X-ray Diffractometric Determination of Lattice Misfit Between γ and γ' Phases in Ni-Base Superalloys: Conventional X-ray Source vs. Synchrotron Radiation

Abstract: The lattice misfits between γ and γ' phases in Ni-base superalloys (single crystal) were accurately determined for filings of specimens by using both a conventional X-ray tube focusing diffractometer(CXRFD) and a synchrotron-radiation parallel beam X-ray diffractometer (SRPXRD).
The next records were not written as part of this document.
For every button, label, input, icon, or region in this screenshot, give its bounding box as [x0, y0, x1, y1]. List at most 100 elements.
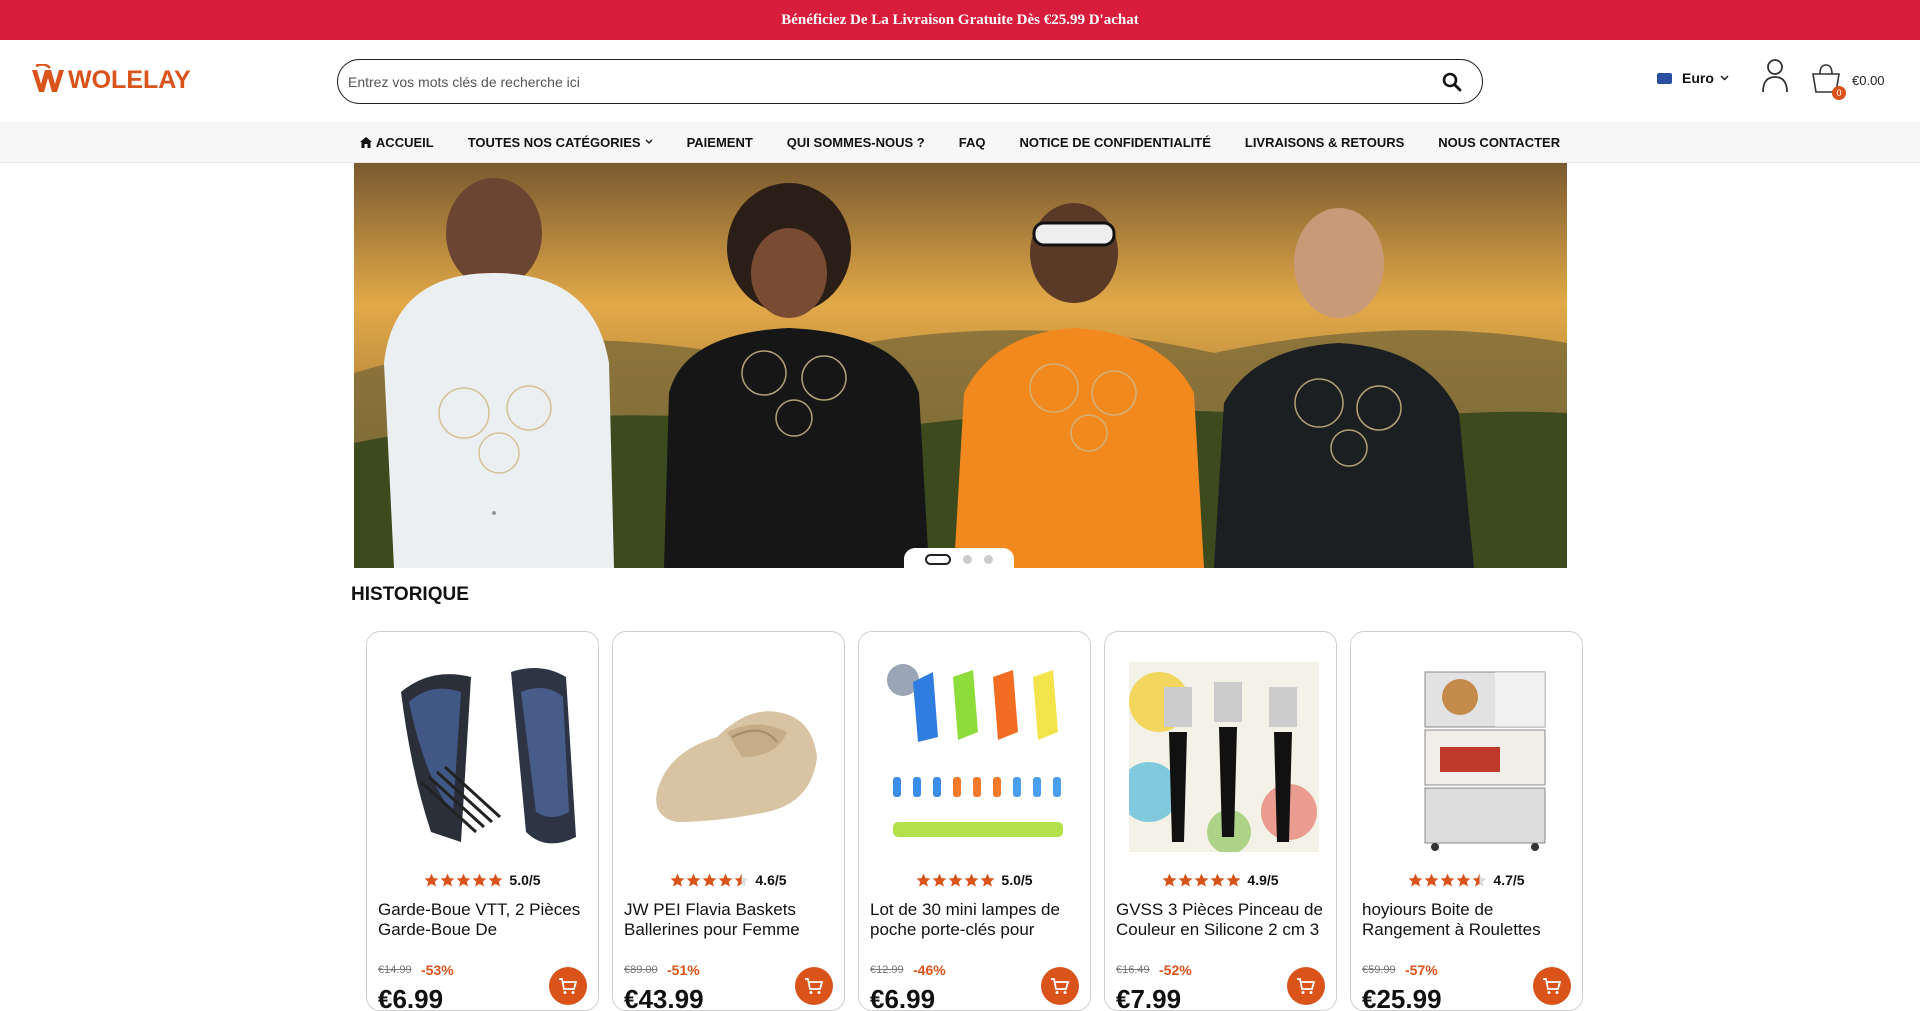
nav-item-contact[interactable]: NOUS CONTACTER — [1421, 135, 1577, 150]
old-price: €16.49 — [1116, 964, 1150, 976]
current-price: €6.99 — [870, 984, 936, 1011]
product-card[interactable]: 4.6/5 JW PEI Flavia Baskets Ballerines p… — [612, 631, 845, 1011]
section-title: HISTORIQUE — [351, 584, 469, 605]
current-price: €7.99 — [1116, 984, 1182, 1011]
slider-pagination — [904, 548, 1014, 570]
star-icon — [932, 873, 947, 887]
nav-label: NOUS CONTACTER — [1438, 134, 1561, 150]
rating: 5.0/5 — [859, 872, 1090, 888]
star-icon — [1472, 873, 1487, 887]
logo[interactable]: WOLELAY — [30, 63, 191, 96]
cart-add-icon — [805, 978, 824, 994]
nav-item-payment[interactable]: PAIEMENT — [670, 135, 770, 150]
nav-item-shipping[interactable]: LIVRAISONS & RETOURS — [1228, 135, 1421, 150]
star-icon — [456, 873, 471, 887]
rating-value: 4.9/5 — [1247, 872, 1279, 888]
star-rating-icon — [670, 873, 749, 887]
star-icon — [964, 873, 979, 887]
add-to-cart-button[interactable] — [1533, 967, 1571, 1005]
slider-dot[interactable] — [984, 554, 993, 564]
product-card[interactable]: 4.9/5 GVSS 3 Pièces Pinceau de Couleur e… — [1104, 631, 1337, 1011]
product-title[interactable]: Garde-Boue VTT, 2 Pièces Garde-Boue De — [378, 900, 588, 940]
product-image — [1129, 662, 1319, 852]
add-to-cart-button[interactable] — [795, 967, 833, 1005]
current-price: €25.99 — [1362, 984, 1442, 1011]
nav-item-home[interactable]: ACCUEIL — [343, 135, 451, 150]
cart-add-icon — [1297, 978, 1316, 994]
star-rating-icon — [1408, 873, 1487, 887]
product-card[interactable]: 4.7/5 hoyiours Boite de Rangement à Roul… — [1350, 631, 1583, 1011]
product-carousel: 5.0/5 Garde-Boue VTT, 2 Pièces Garde-Bou… — [366, 631, 1583, 1011]
rating: 4.6/5 — [613, 872, 844, 888]
add-to-cart-button[interactable] — [1041, 967, 1079, 1005]
nav-label: LIVRAISONS & RETOURS — [1244, 134, 1405, 150]
promo-text: Bénéficiez De La Livraison Gratuite Dès … — [781, 12, 1139, 28]
rating-value: 5.0/5 — [509, 872, 541, 888]
star-icon — [1424, 873, 1439, 887]
product-image — [1424, 671, 1546, 851]
home-icon — [359, 136, 372, 148]
nav-label: QUI SOMMES-NOUS ? — [786, 134, 925, 150]
cart-add-icon — [559, 978, 578, 994]
hero-slider[interactable] — [354, 163, 1567, 568]
product-title[interactable]: hoyiours Boite de Rangement à Roulettes — [1362, 900, 1572, 940]
star-icon — [1408, 873, 1423, 887]
nav-item-faq[interactable]: FAQ — [942, 135, 1003, 150]
star-icon — [440, 873, 455, 887]
current-price: €43.99 — [624, 984, 704, 1011]
star-icon — [1226, 873, 1241, 887]
star-icon — [1194, 873, 1209, 887]
add-to-cart-button[interactable] — [1287, 967, 1325, 1005]
slider-dot[interactable] — [925, 553, 951, 565]
cart-total: €0.00 — [1852, 73, 1885, 88]
star-icon — [1440, 873, 1455, 887]
hero-image — [354, 163, 1567, 568]
user-icon — [1762, 59, 1788, 93]
star-icon — [718, 873, 733, 887]
product-title[interactable]: JW PEI Flavia Baskets Ballerines pour Fe… — [624, 900, 834, 940]
product-image — [401, 668, 576, 844]
star-icon — [488, 873, 503, 887]
cart-count-badge: 0 — [1832, 86, 1846, 100]
cart-add-icon — [1051, 978, 1070, 994]
star-rating-icon — [1162, 873, 1241, 887]
add-to-cart-button[interactable] — [549, 967, 587, 1005]
star-rating-icon — [424, 873, 503, 887]
search-button[interactable] — [1432, 62, 1472, 102]
star-icon — [948, 873, 963, 887]
search-input[interactable] — [338, 60, 1432, 103]
discount-badge: -46% — [913, 962, 946, 978]
rating: 4.7/5 — [1351, 872, 1582, 888]
current-price: €6.99 — [378, 984, 444, 1011]
nav-label: PAIEMENT — [686, 134, 753, 150]
product-card[interactable]: 5.0/5 Lot de 30 mini lampes de poche por… — [858, 631, 1091, 1011]
search-icon — [1442, 72, 1462, 91]
star-icon — [734, 873, 749, 887]
discount-badge: -52% — [1159, 962, 1192, 978]
chevron-down-icon — [1720, 75, 1729, 81]
nav-item-categories[interactable]: TOUTES NOS CATÉGORIES — [451, 135, 670, 150]
rating-value: 4.6/5 — [755, 872, 787, 888]
old-price: €14.99 — [378, 964, 412, 976]
nav-label: NOTICE DE CONFIDENTIALITÉ — [1019, 134, 1211, 150]
promo-banner: Bénéficiez De La Livraison Gratuite Dès … — [0, 0, 1920, 40]
account-button[interactable] — [1760, 58, 1790, 98]
slider-dot[interactable] — [963, 554, 972, 564]
cart-button[interactable]: 0 — [1810, 62, 1846, 100]
product-title[interactable]: GVSS 3 Pièces Pinceau de Couleur en Sili… — [1116, 900, 1326, 940]
rating-value: 5.0/5 — [1001, 872, 1033, 888]
product-title[interactable]: Lot de 30 mini lampes de poche porte-clé… — [870, 900, 1080, 940]
old-price: €89.00 — [624, 964, 658, 976]
rating-value: 4.7/5 — [1493, 872, 1525, 888]
star-icon — [1456, 873, 1471, 887]
product-card[interactable]: 5.0/5 Garde-Boue VTT, 2 Pièces Garde-Bou… — [366, 631, 599, 1011]
nav-item-about[interactable]: QUI SOMMES-NOUS ? — [770, 135, 942, 150]
nav-label: TOUTES NOS CATÉGORIES — [467, 134, 641, 150]
rating: 4.9/5 — [1105, 872, 1336, 888]
star-icon — [670, 873, 685, 887]
logo-text: WOLELAY — [68, 65, 191, 94]
star-icon — [1210, 873, 1225, 887]
rating: 5.0/5 — [367, 872, 598, 888]
nav-item-privacy[interactable]: NOTICE DE CONFIDENTIALITÉ — [1002, 135, 1227, 150]
currency-selector[interactable]: Euro — [1657, 70, 1729, 86]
All reflection peaks measured with the CXRFD were in a cluster of overlapping peaks because of the very small differences in the lattice parameters of both phases and the instrumental broadening due to X-ray optics including the spectral distribution of Xray source such as CuKα doublet. The deconvolution method was applied to remove the instrumental broadening from the peaks measured with the CXRFD. The window functions for the deconvolution method were calculated from CuKα doublet reflection of Si standard by a nonlinear least-square method. The instrumental broadening of SRPXRD was much smaller than that of CXRFD since the monochromatic X-rays produced single peak profiles and constant profile shape over a wide 2θ range. A profile fitting with a pseudo-Voigt function was used to determine 2θ angles to 0.0005 deg. for the synchrotron powder data. The peak angle and shape reflected from γ' phases in γ-matrix and those fron electrochemically extracted γ'-phase were significantly different.